My voice sounded thin and unlike me when I called up the stairwell.
“Hello? I know someone’s here. This is private property.”
Silence.
Then a soft whisper. Another one. Fear moving from person to person overhead like current.
I climbed the first three steps with my phone in my hand, thumb poised over 911.
“I’m calling the police,” I said louder. “You need to come out now.”
The answer that came floated down in a voice so young and frightened it made me stop where I was.
“Please don’t.”
A girl stepped into view at the top of the stairs.
She looked about sixteen. Maybe younger if fear had not hollowed her face the way it had. Her hair was tangled and pale, her eyes red-rimmed, her sweatshirt several sizes too big. She was shaking hard enough that I thought for one terrible second she might actually collapse.
“Please,” she said again. “Please don’t call the police. He promised we were safe here.”
He.
I stared at her.
“Who promised?” I asked. “Who are you?”
Before she could answer, another woman appeared behind her and placed one hand lightly but firmly on the girl’s shoulder.
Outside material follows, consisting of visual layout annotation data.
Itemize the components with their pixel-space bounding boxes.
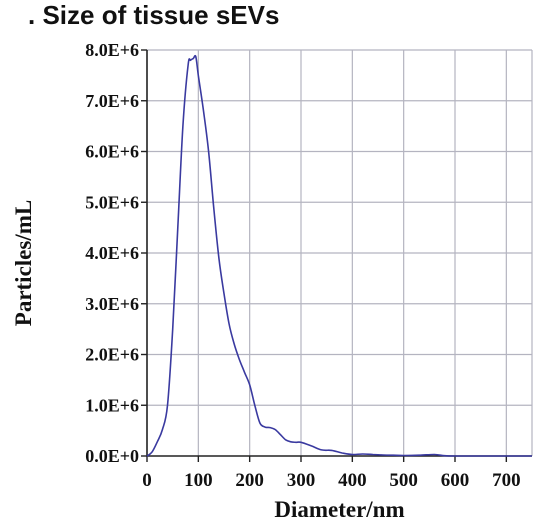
axis-ticks [141,49,508,462]
x-tick-label: 200 [235,470,264,491]
series-line [146,54,532,457]
y-tick-label: 6.0E+6 [85,142,139,162]
grid [147,49,533,456]
y-tick-label: 5.0E+6 [85,192,139,212]
y-tick-label: 4.0E+6 [85,243,139,263]
y-tick-labels: 0.0E+0 1.0E+6 2.0E+6 3.0E+6 4.0E+6 5.0E+6 6.0E… [85,40,139,466]
x-tick-label: 100 [184,470,213,491]
y-tick-label: 1.0E+6 [85,395,139,415]
y-tick-label: 0.0E+0 [85,446,139,466]
x-tick-label: 700 [492,470,521,491]
y-tick-label: 8.0E+6 [85,40,139,60]
y-tick-label: 3.0E+6 [85,294,139,314]
y-axis-label: Particles/mL [11,200,36,326]
x-tick-label: 400 [338,470,367,491]
x-tick-label: 300 [287,470,316,491]
x-tick-label: 600 [441,470,470,491]
x-tick-label: 0 [142,470,152,491]
chart-title: . Size of tissue sEVs [28,0,280,30]
x-axis-label: Diameter/nm [274,497,404,522]
x-tick-labels: 0 100 200 300 400 500 600 700 [142,470,520,491]
y-tick-label: 7.0E+6 [85,91,139,111]
x-tick-label: 500 [389,470,418,491]
y-tick-label: 2.0E+6 [85,345,139,365]
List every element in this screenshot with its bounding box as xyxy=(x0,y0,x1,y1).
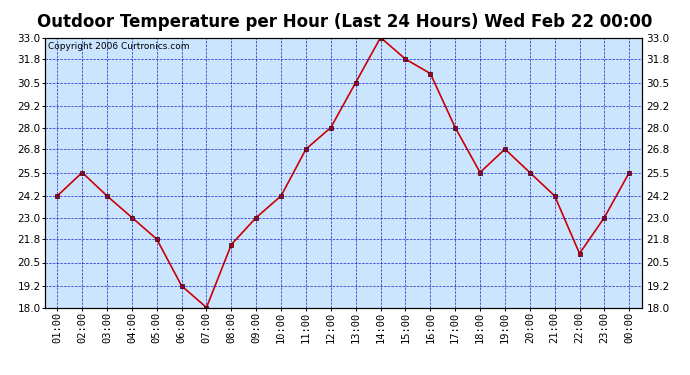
Text: Outdoor Temperature per Hour (Last 24 Hours) Wed Feb 22 00:00: Outdoor Temperature per Hour (Last 24 Ho… xyxy=(37,13,653,31)
Text: Copyright 2006 Curtronics.com: Copyright 2006 Curtronics.com xyxy=(48,42,189,51)
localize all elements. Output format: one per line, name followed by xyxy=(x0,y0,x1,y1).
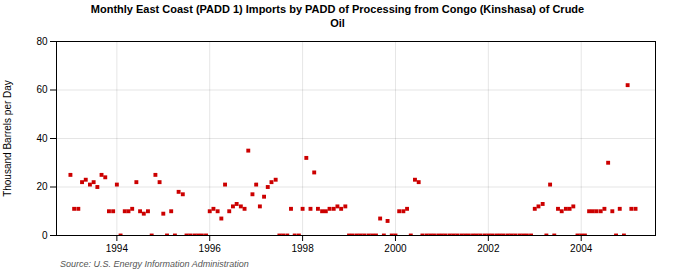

The second woman was in her thirties, maybe, with dark hair pulled back at the nape of her neck and the wary, sharpened face of somebody who had learned that the first question in any encounter is not what you want, but whether you are safe enough to answer. Her eyes moved over me in one quick assessing sweep—coat, purse, phone, posture, shoes—and I could almost see her deciding how dangerous I was.
“Who are you?” she asked.
“My name is Amanda Pierce,” I said, and hearing my own name anchored me just enough to keep my voice steady. “This farm belonged to my husband, George Pierce. He died three weeks ago. I inherited the property. Now I’d like to know who you are and why there are people living in my house.”
The younger girl made a strangled sound.
The older woman’s face lost all color.
“Your husband,” she said slowly. “Mr. George was married?”
That was the first moment the true shape of the shock began to unfold. Because the disbelief in her voice was as real as mine.
I climbed the rest of the stairs slowly, keeping my phone visible. At the top of the landing I could see they were standing in front of a closed bedroom door, almost as if guarding it.